- Mexico: Fixed investment deepens its decline while private consumption loses momentum in November
Construction rebounds, but sustained weakness in machinery and equipment keeps overall investment in negative territory.
In November, INEGI’s Monthly Indicator of Gross Fixed Capital Formation showed that fixed investment intensified its annual decline (charts 1 and 2), falling from -5.5% to -6.4%, marking fifteen consecutive months in negative territory. In the breakdown, machinery and equipment deepened its contraction, dropping from -10.5% to -14.5% and accumulating eleven straight months of decreases, with broad-based declines within the category (-16.4% domestic and -13.1% imported). Construction returned to positive territory after showing a negative trend since August 2024, posting a 1.3% increase driven by residential construction (10.3%). Meanwhile, private investment fell by -4.9% and public investment by -14.6%. For the January–November period, total investment showed a -7.3% contraction. As long as domestic and external sources of uncertainty persist, the environment will continue to constrain a sustained recovery in investment.

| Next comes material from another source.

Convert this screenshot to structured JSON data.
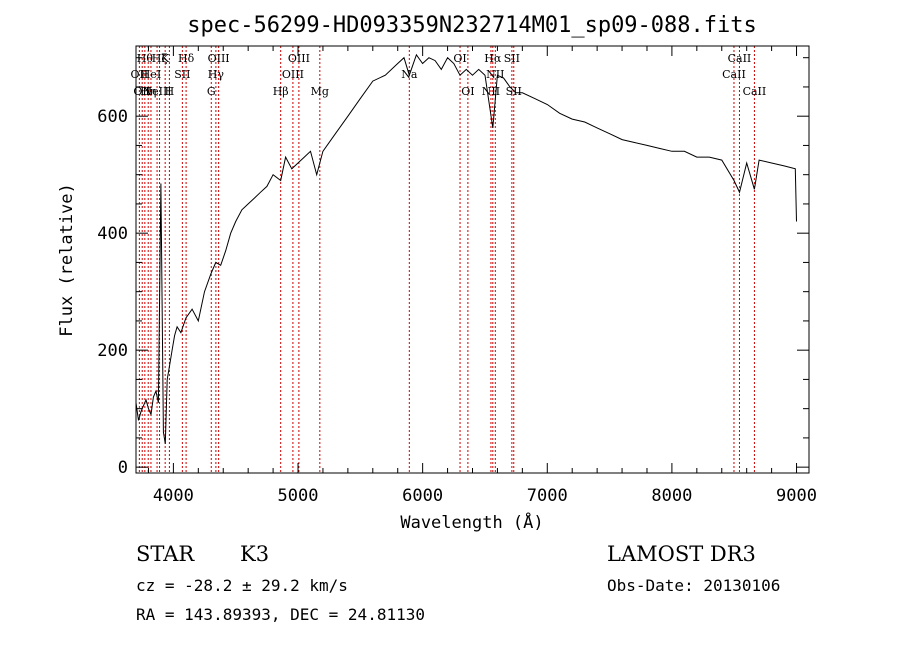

Weaker performance in goods—especially semi-durable and durable—drives the slowdown despite slight gains in services.
In November, private consumption moderated in real annual terms (chart 3), falling from 4.2% to 1.4%, driven by a slower pace in goods. Domestic goods contracted by -1.5%, with a sharper decline in semi-durable goods (-8.5%) and durable goods (-4.4%) compared to the previous month, along with stagnation in non-durable goods (0.4%). Imported goods also slowed, from 19.9% to 7.9%. Services saw a slight moderation as well, from 2.3% to 1.9%. As a result, cumulative consumption for the year shows an annual increase of just 0.6%. On a seasonally adjusted monthly basis, consumption fell -0.5%, due to a -2.9% drop in imported goods, while domestic goods and services posted small gains of 0.1%.